While not coming as a huge shock, eBay announced it is shutting down its eBay Now same-day delivery service in several markets, and also ending another pilot that provided same-day delivery from 80-plus local merchants in Brooklyn, NY, after finding its core offerings weren’t a fit for the “I need it now” economy.
The decision comes as eBay is moving ahead as a standalone entity after last week’s spinoff of the fast-growing PayPal division, and slowing down as it battles against major ecommerce rivals Amazon and Google. PayPal accounted for more than half of the $4.4 billion in second quarter revenue eBay reported two weeks ago, less than the $4.5 billion analysts had been expecting.
eBay Now, which was started three years ago, had been operating in New York, Chicago, Dallas and in many sections of the San Francisco Bay area. After acquiring UK-based Shutl in 2013, eBay Now was supposed to expand to 25 urban markets by the end of 2014, but the growth never materialized.
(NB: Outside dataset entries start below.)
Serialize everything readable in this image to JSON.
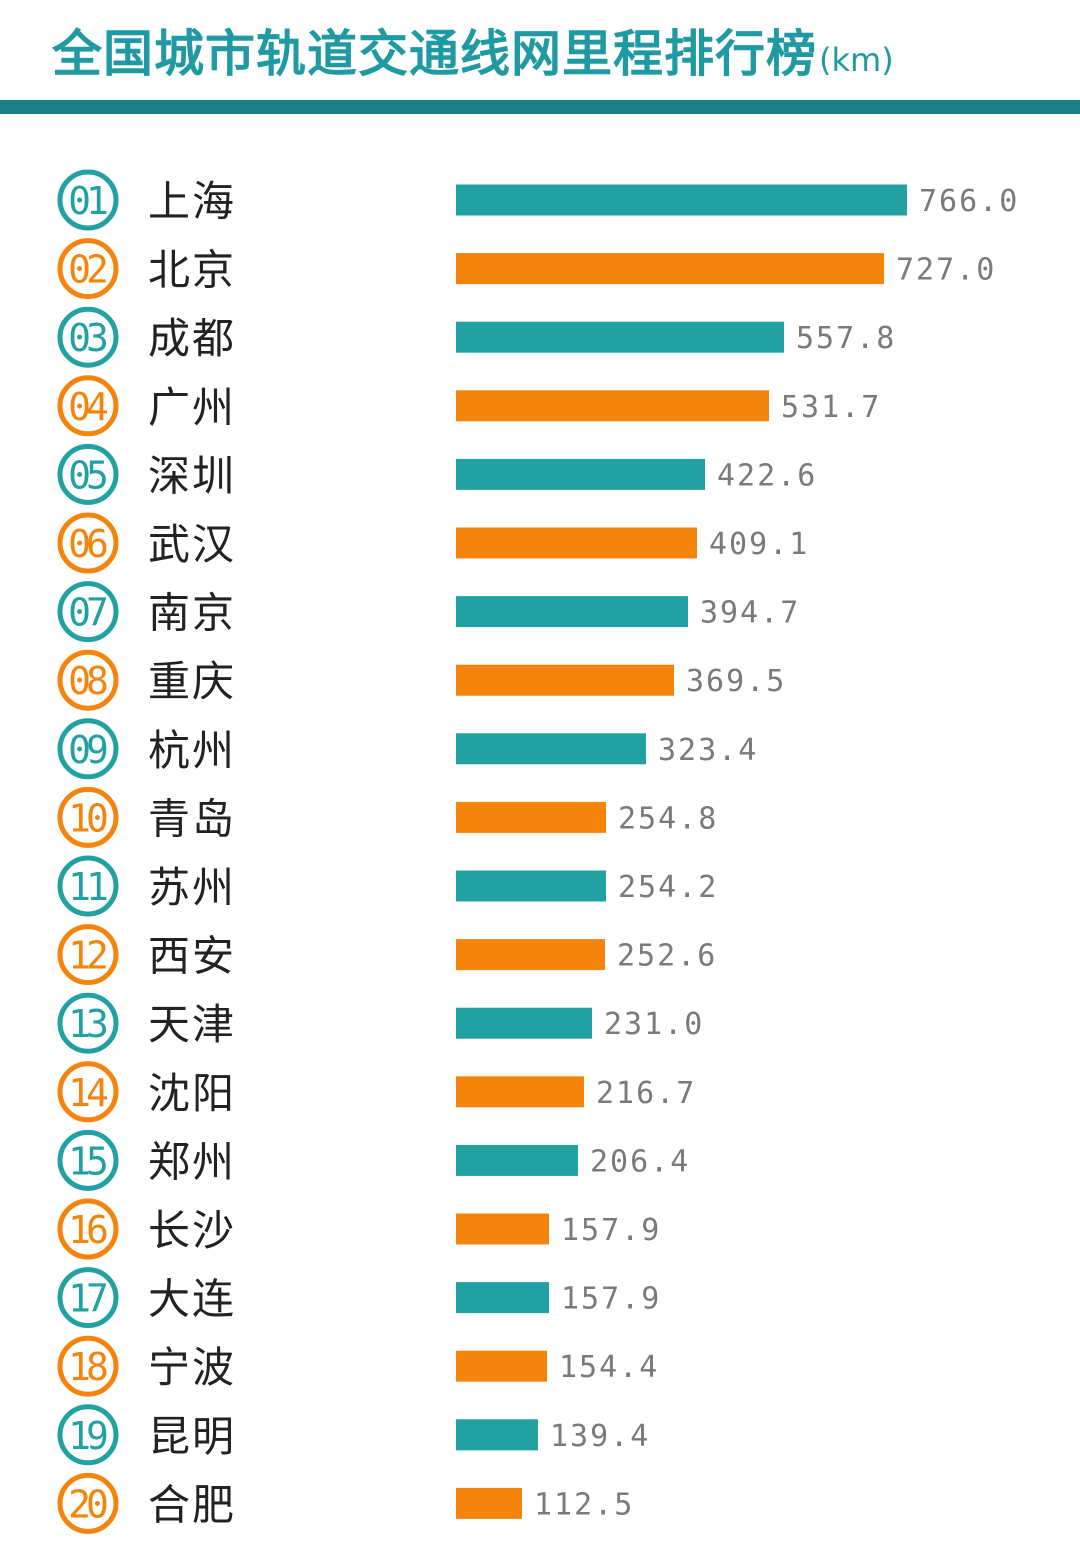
{
  "title": "全国城市轨道交通线网里程排行榜",
  "unit": "(km)",
  "colors": {
    "teal": "#22a1a3",
    "orange": "#f5840c",
    "title": "#1f9aa3",
    "rule": "#1b7f86",
    "value_text": "#7a7a7a",
    "city_text": "#222222"
  },
  "chart_data": {
    "type": "bar",
    "orientation": "horizontal",
    "title": "全国城市轨道交通线网里程排行榜",
    "unit": "(km)",
    "ranks": [
      "01",
      "02",
      "03",
      "04",
      "05",
      "06",
      "07",
      "08",
      "09",
      "10",
      "11",
      "12",
      "13",
      "14",
      "15",
      "16",
      "17",
      "18",
      "19",
      "20"
    ],
    "categories": [
      "上海",
      "北京",
      "成都",
      "广州",
      "深圳",
      "武汉",
      "南京",
      "重庆",
      "杭州",
      "青岛",
      "苏州",
      "西安",
      "天津",
      "沈阳",
      "郑州",
      "长沙",
      "大连",
      "宁波",
      "昆明",
      "合肥"
    ],
    "values": [
      766.0,
      727.0,
      557.8,
      531.7,
      422.6,
      409.1,
      394.7,
      369.5,
      323.4,
      254.8,
      254.2,
      252.6,
      231.0,
      216.7,
      206.4,
      157.9,
      157.9,
      154.4,
      139.4,
      112.5
    ],
    "value_labels": [
      "766.0",
      "727.0",
      "557.8",
      "531.7",
      "422.6",
      "409.1",
      "394.7",
      "369.5",
      "323.4",
      "254.8",
      "254.2",
      "252.6",
      "231.0",
      "216.7",
      "206.4",
      "157.9",
      "157.9",
      "154.4",
      "139.4",
      "112.5"
    ],
    "color_pattern": [
      "teal",
      "orange"
    ],
    "xlim": [
      0,
      766.0
    ],
    "grid": false,
    "legend": "none"
  }
}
In one signal that the service wouldn’t last, eBay last fall folded the standalone eBay Now app into its core app. The company said it plans to continue to pilot scheduled delivery in the UK. It will also explore “delivery and pick-up/drop-off programs that are relevant to many more of our 25 million sellers, and that cover a wider variety of inventory that consumers tell us they want,” said R.J. PIttman, eBay’s Chief Product Officer in a blog post.
eBay also said it was ditching three other mobile apps – eBay Motors, eBay Fashion and eBay Valet – to focus on driving traffic to its primary apps and avoiding customer confusion. The key functionality of each is being folded into the core eBay apps.
“While we saw encouraging results with the eBay Now service, we always intended it as a pilot,” said eBay spokesperson Kari Ramirez. “(eBay Now and the Brooklyn service) will be wrapping up by the end of the month.”
Ramirez said eBay used both programs to test and evaluate local capabilities. “We are now exploring delivery and pickup options that will be relevant to our 25 million sellers,” she said.
She also said eBay found that the types of things that people buy on its site “aren’t necessarily those that are in high demand for same-day deliver. “Also, same-day options for the most part exclude core eBay sellers who don’t have offline locations,” Ramirez said.
“We want to enable the most relevant solutions for our customers, and offer those that are most in line with local shopping and delivery preferences around the world,” she said. “That’s why we continue to explore a variety of delivery options such as buy online pickup in store and click and collect that best connect customers at scale.”